Last March, the Board of Governors – the IDB’s top policymaking body, where all member countries are represented – called for an assessment of the need to add resources to the Bank’s ordinary capital and the Fund for Special Operations, its source for concessional lending for the region’s poorest countries.
Moreno noted that as part of this assessment, the IDB made a series of adjustments required by member countries to improve the Bank’s products and services and to raise its effectiveness in terms of risks management, transparency and accountability.
The Board of Governors could arrive at a decision on a capital increase – the ninth replenishment in the IDB’s 50-year history – at an annual meeting scheduled for March 2010 in Cancun, Mexico.
A capital increase would enable the IDB to better assist Latin America and the Caribbean countries that wish to attain higher growth rates in order to eradicate poverty and close the region’s inequality gaps.
As an example of this more ambitious development agenda, Moreno mentioned the need for regional energy integration.
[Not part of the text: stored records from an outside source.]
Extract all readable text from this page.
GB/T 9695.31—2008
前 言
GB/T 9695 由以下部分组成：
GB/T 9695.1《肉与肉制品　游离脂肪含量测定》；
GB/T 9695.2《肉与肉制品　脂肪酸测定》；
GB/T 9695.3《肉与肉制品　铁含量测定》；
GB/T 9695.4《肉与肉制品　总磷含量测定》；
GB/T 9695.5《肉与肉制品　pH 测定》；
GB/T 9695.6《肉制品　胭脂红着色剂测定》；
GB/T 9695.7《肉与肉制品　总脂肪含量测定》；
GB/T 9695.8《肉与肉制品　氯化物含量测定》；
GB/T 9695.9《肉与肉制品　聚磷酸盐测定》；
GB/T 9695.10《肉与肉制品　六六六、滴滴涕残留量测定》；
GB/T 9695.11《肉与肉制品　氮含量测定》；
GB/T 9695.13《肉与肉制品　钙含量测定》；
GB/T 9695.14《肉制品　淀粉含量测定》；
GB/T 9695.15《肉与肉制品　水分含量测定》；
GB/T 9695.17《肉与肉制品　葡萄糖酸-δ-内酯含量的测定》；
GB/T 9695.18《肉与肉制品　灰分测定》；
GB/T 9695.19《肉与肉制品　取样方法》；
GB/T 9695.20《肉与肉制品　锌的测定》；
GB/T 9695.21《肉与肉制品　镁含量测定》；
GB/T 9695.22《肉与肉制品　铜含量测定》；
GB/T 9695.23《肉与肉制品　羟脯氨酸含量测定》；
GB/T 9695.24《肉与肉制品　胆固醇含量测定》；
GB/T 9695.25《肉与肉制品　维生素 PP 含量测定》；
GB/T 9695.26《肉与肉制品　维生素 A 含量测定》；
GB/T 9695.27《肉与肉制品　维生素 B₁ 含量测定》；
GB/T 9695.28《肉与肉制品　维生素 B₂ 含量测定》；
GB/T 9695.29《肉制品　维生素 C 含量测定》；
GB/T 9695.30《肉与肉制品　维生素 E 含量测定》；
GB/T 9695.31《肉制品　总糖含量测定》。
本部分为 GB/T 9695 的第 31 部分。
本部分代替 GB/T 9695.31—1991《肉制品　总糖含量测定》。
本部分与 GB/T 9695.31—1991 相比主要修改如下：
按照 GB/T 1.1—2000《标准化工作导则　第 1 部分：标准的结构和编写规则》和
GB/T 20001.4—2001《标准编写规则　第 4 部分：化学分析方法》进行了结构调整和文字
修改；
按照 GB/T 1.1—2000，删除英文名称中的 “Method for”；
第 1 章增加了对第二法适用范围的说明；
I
He said the region has an enormous potential to develop energy sources sustainably while contributing to global efforts to reduce the risk of climate change.
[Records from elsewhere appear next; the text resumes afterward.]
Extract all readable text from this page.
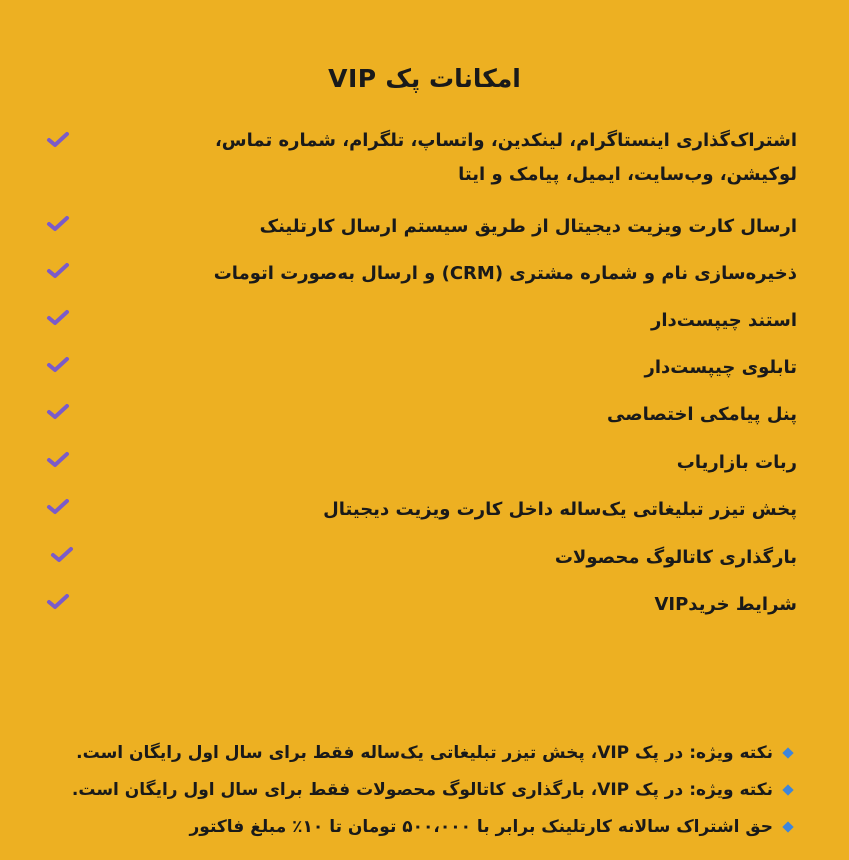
امکانات پک VIP
اشتراک‌گذاری اینستاگرام، لینکدین، واتساپ، تلگرام، شماره تماس، لوکیشن، وب‌سایت، ایمیل، پیامک و ایتا
ارسال کارت ویزیت دیجیتال از طریق سیستم ارسال کارتلینک
ذخیره‌سازی نام و شماره مشتری (CRM) و ارسال به‌صورت اتومات
استند چیپست‌دار
تابلوی چیپست‌دار
پنل پیامکی اختصاصی
ربات بازاریاب
پخش تیزر تبلیغاتی یک‌ساله داخل کارت ویزیت دیجیتال
بارگذاری کاتالوگ محصولات
شرایط خریدVIP
نکته ویژه: در پک VIP، پخش تیزر تبلیغاتی یک‌ساله فقط برای سال اول رایگان است.
نکته ویژه: در پک VIP، بارگذاری کاتالوگ محصولات فقط برای سال اول رایگان است.
حق اشتراک سالانه کارتلینک برابر با ۵۰۰،۰۰۰ تومان تا ۱۰٪ مبلغ فاکتور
The region also needs to invest more in its human capital, particularly by making early childhood development a priority so that children are better able to learn once they reach school age.
Moreno said Latin America and the Caribbean must also upgrade infrastructure, both to gain productivity and to improve living standards for lower-income majorities.
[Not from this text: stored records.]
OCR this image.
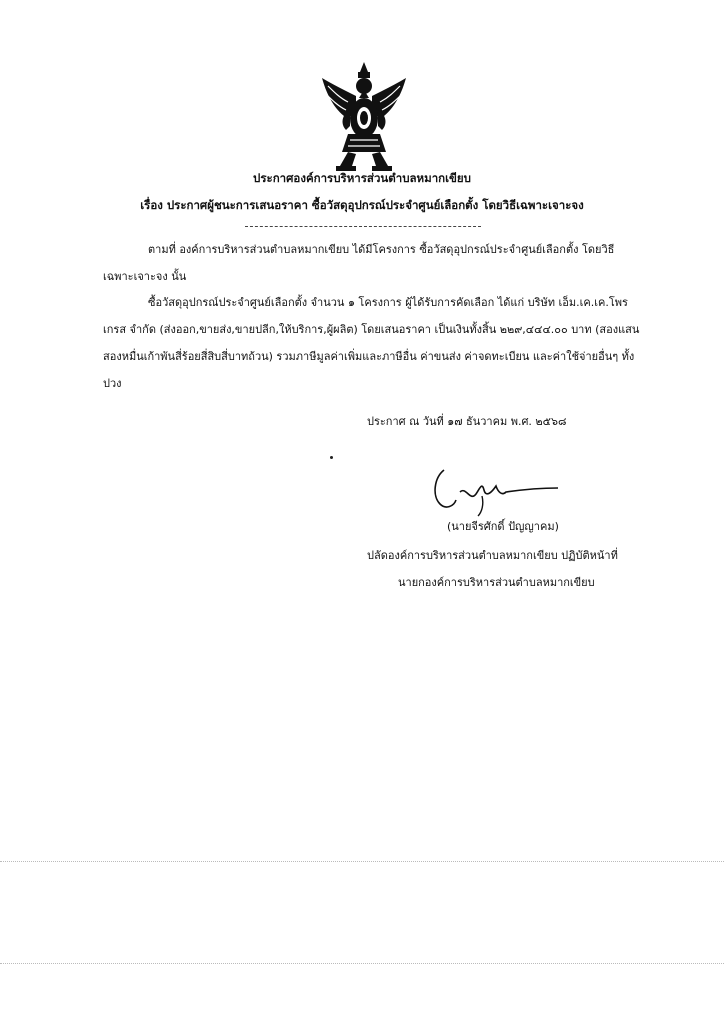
ประกาศองค์การบริหารส่วนตำบลหมากเขียบ
เรื่อง ประกาศผู้ชนะการเสนอราคา ซื้อวัสดุอุปกรณ์ประจำศูนย์เลือกตั้ง โดยวิธีเฉพาะเจาะจง
ตามที่ องค์การบริหารส่วนตำบลหมากเขียบ ได้มีโครงการ ซื้อวัสดุอุปกรณ์ประจำศูนย์เลือกตั้ง โดยวิธี
เฉพาะเจาะจง นั้น
ซื้อวัสดุอุปกรณ์ประจำศูนย์เลือกตั้ง จำนวน ๑ โครงการ ผู้ได้รับการคัดเลือก ได้แก่ บริษัท เอ็ม.เค.เค.โพร
เกรส จำกัด (ส่งออก,ขายส่ง,ขายปลีก,ให้บริการ,ผู้ผลิต) โดยเสนอราคา เป็นเงินทั้งสิ้น ๒๒๙,๔๔๔.๐๐ บาท (สองแสน
สองหมื่นเก้าพันสี่ร้อยสี่สิบสี่บาทถ้วน) รวมภาษีมูลค่าเพิ่มและภาษีอื่น ค่าขนส่ง ค่าจดทะเบียน และค่าใช้จ่ายอื่นๆ ทั้ง
ปวง
ประกาศ ณ วันที่ ๑๗ ธันวาคม พ.ศ. ๒๕๖๘
(นายจีรศักดิ์ ปัญญาคม)
ปลัดองค์การบริหารส่วนตำบลหมากเขียบ ปฏิบัติหน้าที่
นายกองค์การบริหารส่วนตำบลหมากเขียบ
Cities also require more support, Moreno added. There are four cities with more than 10 million people and 55 with more than 1 million inhabitants in this region. An urban explosion has overwhelmed local governments’ ability to address the needs of their citizens in areas ranging from public transportation to water and sanitation and security.
Highlights in 2009
Among this year’s landmarks, Moreno emphasized the positive net flow of resources to the region, totaling $6.5 billion – more than three times last year’s volume. Other highlights included: The IDB completed the biggest liability management operation in its history, converting $26 billion in outstanding loans (more than half its lending portfolio) to fixed interest rates and/or dollars, helping borrowers take advantage of historically low dollar interest rates.
In partnership with Spain, the IDB approved $1.8 billion for projects in water and sanitation, a key sector for closing the inequality gap in the region.
The IDB granted debt relief totaling $511 million to Haiti and tripled the allocation of grants for the region’s poorest countries to $250 million for 2009/2010.
The Dominican Republic was the first country to tap a new IDB credit facility for natural disaster emergencies, established to cover urgent spending derived from hurricanes and earthquakes.
The IDB succeeded in mobilizing additional resources from other lenders to support major infrastructure projects in the region, such as Rodoanel Oeste, Sao Paulo’s beltway.
Two loans totaling $101 million will back the construction of wind farms in Mexico to generate clean electricity for cement company Cemex and the Wal-Mart retail chain.